Il est tôt, très tôt, à Baïkonour, au Kazakhstan. Pour le grand jour, Anousheh Ansari s’est levée à 1 heure du matin. Au petit déjeuner, elle a avalé un peu d’alcool pour se donner du courage, avant une session de prière. En vitesse, elle appelle sa grand-mère. Absente. Avant de rejoindre sa mère, déjà en larmes, et son mari, Hamid, dans le hall de l’hôtel. Curieusement, elle ne s’est jamais sentie aussi calme.
Elle monte dans le bus, pour la dernière fois, qui l’amène, elle et ses deux compagnons, au pied de la cabine. Elle est la première à monter, se hissant à bord grâce à une échelle puis un petit ascenseur. Ansari s’assoit, s’attache. Elle devrait avoir peur, elle le sait, mais elle a un sourire “tatoué au visage”. Deux heures de procédure et de contrôle technique suivent, mais défilent à une vitesse folle, jusqu’au signal. 5. 4. 3. “J’y vais vraiment.” 2. “Je t’aime, Hamid.” 1. Décollage en douceur.

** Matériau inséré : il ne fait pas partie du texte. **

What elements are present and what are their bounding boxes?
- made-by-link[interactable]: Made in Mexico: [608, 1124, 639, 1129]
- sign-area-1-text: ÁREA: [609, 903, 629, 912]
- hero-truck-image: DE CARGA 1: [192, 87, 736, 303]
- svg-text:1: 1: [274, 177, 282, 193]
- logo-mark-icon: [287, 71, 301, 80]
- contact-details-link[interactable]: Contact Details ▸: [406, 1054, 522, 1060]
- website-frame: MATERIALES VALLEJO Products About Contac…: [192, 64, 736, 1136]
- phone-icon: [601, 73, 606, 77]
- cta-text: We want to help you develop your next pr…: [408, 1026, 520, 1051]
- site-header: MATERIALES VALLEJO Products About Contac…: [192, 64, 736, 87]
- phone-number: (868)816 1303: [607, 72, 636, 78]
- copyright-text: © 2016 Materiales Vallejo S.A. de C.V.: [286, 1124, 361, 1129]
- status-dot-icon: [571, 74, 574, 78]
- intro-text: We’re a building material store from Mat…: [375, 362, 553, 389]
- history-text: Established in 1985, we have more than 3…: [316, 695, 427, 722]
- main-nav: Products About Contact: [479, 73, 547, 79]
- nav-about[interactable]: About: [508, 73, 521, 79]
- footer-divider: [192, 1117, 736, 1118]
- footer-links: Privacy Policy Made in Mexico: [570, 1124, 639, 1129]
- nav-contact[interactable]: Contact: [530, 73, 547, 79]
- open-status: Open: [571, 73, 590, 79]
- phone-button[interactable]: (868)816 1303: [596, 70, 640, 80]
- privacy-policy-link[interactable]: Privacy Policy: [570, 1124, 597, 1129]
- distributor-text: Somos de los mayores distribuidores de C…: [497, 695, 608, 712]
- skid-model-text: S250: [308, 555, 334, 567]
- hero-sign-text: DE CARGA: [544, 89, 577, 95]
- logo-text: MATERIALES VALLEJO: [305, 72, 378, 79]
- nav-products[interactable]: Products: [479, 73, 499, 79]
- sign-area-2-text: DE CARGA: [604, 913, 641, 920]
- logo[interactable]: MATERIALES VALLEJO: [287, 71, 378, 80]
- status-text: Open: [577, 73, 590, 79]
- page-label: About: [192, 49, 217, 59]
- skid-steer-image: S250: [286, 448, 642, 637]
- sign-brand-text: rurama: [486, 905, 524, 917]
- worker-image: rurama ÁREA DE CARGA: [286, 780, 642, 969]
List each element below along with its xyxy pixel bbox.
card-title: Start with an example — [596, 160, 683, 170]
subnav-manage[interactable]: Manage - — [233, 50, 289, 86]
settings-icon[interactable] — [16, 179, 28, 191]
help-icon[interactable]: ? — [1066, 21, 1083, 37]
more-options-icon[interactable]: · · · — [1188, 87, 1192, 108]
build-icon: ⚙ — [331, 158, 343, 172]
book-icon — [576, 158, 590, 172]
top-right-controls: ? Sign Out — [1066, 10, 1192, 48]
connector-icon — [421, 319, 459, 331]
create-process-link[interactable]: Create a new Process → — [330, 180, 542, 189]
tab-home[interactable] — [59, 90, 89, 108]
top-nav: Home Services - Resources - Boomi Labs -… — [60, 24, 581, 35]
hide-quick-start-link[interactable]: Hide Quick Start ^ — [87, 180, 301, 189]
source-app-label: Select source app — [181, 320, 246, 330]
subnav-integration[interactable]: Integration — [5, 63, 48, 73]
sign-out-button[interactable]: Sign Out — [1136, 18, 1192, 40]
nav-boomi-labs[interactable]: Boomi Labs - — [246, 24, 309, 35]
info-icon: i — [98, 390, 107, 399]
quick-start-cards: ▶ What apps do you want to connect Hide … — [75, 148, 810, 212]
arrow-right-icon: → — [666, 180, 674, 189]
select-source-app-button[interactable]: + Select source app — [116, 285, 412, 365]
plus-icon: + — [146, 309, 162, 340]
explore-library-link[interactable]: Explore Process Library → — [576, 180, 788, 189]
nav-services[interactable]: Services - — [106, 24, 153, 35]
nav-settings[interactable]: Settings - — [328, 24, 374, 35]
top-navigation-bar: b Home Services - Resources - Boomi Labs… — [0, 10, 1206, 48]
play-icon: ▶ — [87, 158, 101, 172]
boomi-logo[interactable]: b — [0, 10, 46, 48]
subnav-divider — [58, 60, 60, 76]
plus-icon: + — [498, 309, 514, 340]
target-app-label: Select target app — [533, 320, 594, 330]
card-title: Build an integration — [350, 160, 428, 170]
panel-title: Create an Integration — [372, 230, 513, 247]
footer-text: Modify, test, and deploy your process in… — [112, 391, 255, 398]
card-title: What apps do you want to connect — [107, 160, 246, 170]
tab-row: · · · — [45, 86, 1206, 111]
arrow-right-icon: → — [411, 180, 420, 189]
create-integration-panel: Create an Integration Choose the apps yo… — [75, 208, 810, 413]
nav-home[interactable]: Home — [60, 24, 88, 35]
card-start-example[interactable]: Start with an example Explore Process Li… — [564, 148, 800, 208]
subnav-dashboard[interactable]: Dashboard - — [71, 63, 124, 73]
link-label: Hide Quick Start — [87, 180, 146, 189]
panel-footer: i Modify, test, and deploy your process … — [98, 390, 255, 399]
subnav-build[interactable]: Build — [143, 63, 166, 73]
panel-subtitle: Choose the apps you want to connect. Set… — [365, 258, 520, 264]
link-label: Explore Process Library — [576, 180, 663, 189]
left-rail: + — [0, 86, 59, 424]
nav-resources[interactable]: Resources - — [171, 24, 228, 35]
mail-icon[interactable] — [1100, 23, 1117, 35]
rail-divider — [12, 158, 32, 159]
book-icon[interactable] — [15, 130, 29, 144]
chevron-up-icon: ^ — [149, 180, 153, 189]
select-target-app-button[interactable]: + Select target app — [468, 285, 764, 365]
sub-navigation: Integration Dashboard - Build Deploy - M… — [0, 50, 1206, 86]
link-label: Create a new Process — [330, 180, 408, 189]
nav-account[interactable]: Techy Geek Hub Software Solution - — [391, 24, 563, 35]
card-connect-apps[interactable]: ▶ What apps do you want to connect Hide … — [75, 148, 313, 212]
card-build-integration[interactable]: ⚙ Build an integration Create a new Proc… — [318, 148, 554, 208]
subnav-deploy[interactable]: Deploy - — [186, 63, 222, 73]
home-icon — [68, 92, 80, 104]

Nous sommes le 18 septembre 2006, et Anousheh Ansari devient la quatrième touriste spatiale de l’histoire, la première femme.
Cet article a initialement été publié dans WE DEMAIN N°35, paru en août 2021. Un numéro toujours disponible sur notre boutique en ligne.
20e anniversaire du tourisme spatial
Multimillionnaire, Anousheh Ansari a grandi à Téhéran mais fait ses études aux États-Unis. Elle a fait fortune dans les télécoms. Le récit de ses dernières minutes sur Terre avant le grand départ est tiré du blog qu’elle tenait en direct de la Station spatiale internationale (ISS). Celle-là même où gravite jusqu’en novembre Thomas Pesquet.
La station, elle la connaît bien puisqu’elle y a séjourné pendant une semaine. Pour ce rêve étoilé, l’Iranienne a déboursé une vingtaine de millions de dollars. Anousheh Ansari fait partie d’une caste très fermée. À ce jour, ils ne sont que sept à avoir pris “une semaine de vacances” dans l’espace, alors qu’on fête le 20e anniversaire du tourisme spatial cette année. Avec quatre nouveaux voyages programmés à partir de septembre, le phénomène devrait redoubler d’ampleur dans les prochains mois.
Les vacances dans l’espace : un rêve de citoyen “comme les autres”
Le premier à avoir vendu ce rêve de voir un citoyen “comme les autres” s’envoler dans l’espace, c’est le Britannique Eric Anderson. En 1998, cet entrepreneur crée Space Adventures, la société qui veut “faire explorer l’espace” à tous. Ambitieux, il s’entoure d’astronautes renommés, parmi lesquels l’Américain Buzz Aldrin, deuxième homme à avoir marché sur la Lune, et signe un accord avec l’Agence spatiale russe pour faire partir ses clients depuis le Kazakhstan dans les vaisseaux Soyouz.
Le premier d’entre eux, Dennis Tito, un homme d’affaires américain ayant travaillé à la NASA avant de faire fortune dans la tech, est un parfait ambassadeur. En avril 2001, il y a maintenant vingt ans, le Californien prend place dans le Soyouz TM-32 en direction de la Station spatiale internationale. À son retour, il raconte à qui veut l’entendre son “sentiment de flottement incroyable” et espère que “des dizaines de milliers de personnes puissent vivre ce que [j’ai] vécu, pour 5 % de ce que [j’ai] payé.”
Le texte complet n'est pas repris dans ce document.